Average platform market pricing is set to continue by just over a basis point per year for the next five years as the sector is not in the right place to drive forward meaningful disruption in terms of price, according to a new report from The Lang Cat.
The platform consultancy said that platforms cannot make meaningful changes in pricing whilst many mainstream platforms are still resembling the older operating models of products/insurers where many tools and services outside of core custody and investment administration come with extra costs. The Lang Cat’s adviser research showed that such services can be highly valued, but this does not create the right environment for imminent disruption.
The consultancy also predicted that the platform market will continue to fracture over the next five years.
The report noted that platform sector started to fracture about a year or so ago between core providers, the vertical integrators, white-label offerings and ‘focused’ solutions.
According to The Lang Cat, white-label solutions in this model will likely have the keenest pricing structures, which is natural, reflecting the stripped-back nature (from a support perspective) of the proposition. However, the consultancy also noted that it is also the segment that is lowest in transactional volume and exists mostly in the abstract of the minds of adviser firms, two dynamics that the consultancy said do not add up to year on year pricing shifts.
The report also predicted that we will not see a successful fixed-fee platform pricing model in the next five years.
With the loss of the Alliance Trust Savings fixed-fee model, the only truly different pricing model disappeared from the intermediated platform sector and it’s not likely to be replaced, even if it does get talked about from boardroom to boardroom, according to The Lang Cat. For the time being anyway, D2C is where it’s at for fixed-fee structures, with interactive investor in particular going great guns.

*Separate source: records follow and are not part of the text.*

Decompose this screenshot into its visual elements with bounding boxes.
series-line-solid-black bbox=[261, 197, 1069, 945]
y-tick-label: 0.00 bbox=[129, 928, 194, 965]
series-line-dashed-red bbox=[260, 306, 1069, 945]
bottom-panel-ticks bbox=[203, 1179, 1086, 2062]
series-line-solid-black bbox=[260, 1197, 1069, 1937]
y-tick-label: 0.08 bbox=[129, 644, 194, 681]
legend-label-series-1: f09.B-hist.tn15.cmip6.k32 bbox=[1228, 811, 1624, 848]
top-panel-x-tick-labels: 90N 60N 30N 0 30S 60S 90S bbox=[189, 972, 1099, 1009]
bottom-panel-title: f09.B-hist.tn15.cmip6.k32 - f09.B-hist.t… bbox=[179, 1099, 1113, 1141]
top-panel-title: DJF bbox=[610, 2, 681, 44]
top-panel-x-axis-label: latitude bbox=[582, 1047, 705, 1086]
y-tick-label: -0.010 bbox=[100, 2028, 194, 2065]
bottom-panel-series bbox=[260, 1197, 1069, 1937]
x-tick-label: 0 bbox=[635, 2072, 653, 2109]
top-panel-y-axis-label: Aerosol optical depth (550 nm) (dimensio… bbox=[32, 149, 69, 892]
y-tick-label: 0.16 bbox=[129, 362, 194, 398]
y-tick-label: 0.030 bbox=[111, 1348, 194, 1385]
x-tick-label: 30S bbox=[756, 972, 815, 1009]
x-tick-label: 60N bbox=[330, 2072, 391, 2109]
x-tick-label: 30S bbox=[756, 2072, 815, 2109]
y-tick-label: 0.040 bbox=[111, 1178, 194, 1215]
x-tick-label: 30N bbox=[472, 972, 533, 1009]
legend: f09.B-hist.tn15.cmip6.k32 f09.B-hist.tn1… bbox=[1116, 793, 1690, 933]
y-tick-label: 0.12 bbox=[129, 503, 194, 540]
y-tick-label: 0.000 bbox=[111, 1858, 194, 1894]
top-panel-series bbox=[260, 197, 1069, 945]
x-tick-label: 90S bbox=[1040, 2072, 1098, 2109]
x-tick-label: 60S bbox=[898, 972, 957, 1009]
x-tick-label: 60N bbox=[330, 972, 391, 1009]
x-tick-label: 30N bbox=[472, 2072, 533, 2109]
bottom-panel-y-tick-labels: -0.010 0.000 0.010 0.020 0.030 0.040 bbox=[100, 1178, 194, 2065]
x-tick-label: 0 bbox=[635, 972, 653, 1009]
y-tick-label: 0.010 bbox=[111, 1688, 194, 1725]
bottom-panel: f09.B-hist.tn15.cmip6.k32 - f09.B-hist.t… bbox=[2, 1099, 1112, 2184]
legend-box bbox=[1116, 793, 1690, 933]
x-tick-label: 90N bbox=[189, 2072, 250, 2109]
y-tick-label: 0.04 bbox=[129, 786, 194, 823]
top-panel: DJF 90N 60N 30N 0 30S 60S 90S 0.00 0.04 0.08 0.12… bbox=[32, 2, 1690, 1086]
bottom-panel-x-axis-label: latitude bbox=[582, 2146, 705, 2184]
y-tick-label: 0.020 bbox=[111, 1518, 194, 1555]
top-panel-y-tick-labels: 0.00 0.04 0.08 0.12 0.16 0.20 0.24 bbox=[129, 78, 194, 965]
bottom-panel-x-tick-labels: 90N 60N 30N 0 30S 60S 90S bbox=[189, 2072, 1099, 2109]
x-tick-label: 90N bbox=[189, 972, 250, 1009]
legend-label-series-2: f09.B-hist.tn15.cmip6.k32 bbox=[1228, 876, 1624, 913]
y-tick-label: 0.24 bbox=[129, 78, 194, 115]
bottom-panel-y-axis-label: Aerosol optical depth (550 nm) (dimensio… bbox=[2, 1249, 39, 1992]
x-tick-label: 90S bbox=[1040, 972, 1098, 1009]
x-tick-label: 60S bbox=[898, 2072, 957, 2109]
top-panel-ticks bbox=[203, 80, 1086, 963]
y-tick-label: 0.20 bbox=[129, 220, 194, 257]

The Lang Cat also predicted that any meaningful price disruption that happens will happen off-platform.
The report said that if meaningful disruption to Total Cost of Ownership (TCO) is going to come, it will be from elsewhere. Unlimited basis point charging for outsourced investment management is ripe for disruption, particularly Discretionary Fund Management (DFM) Model Portfolio Service (MPS) arrangements. Asset management remains in the regulator’s glare as we’re yet to process the full impact of the first wave of value for money declarations. The report noted this is another example of unlimited basis point charging which feels ripe for disruption.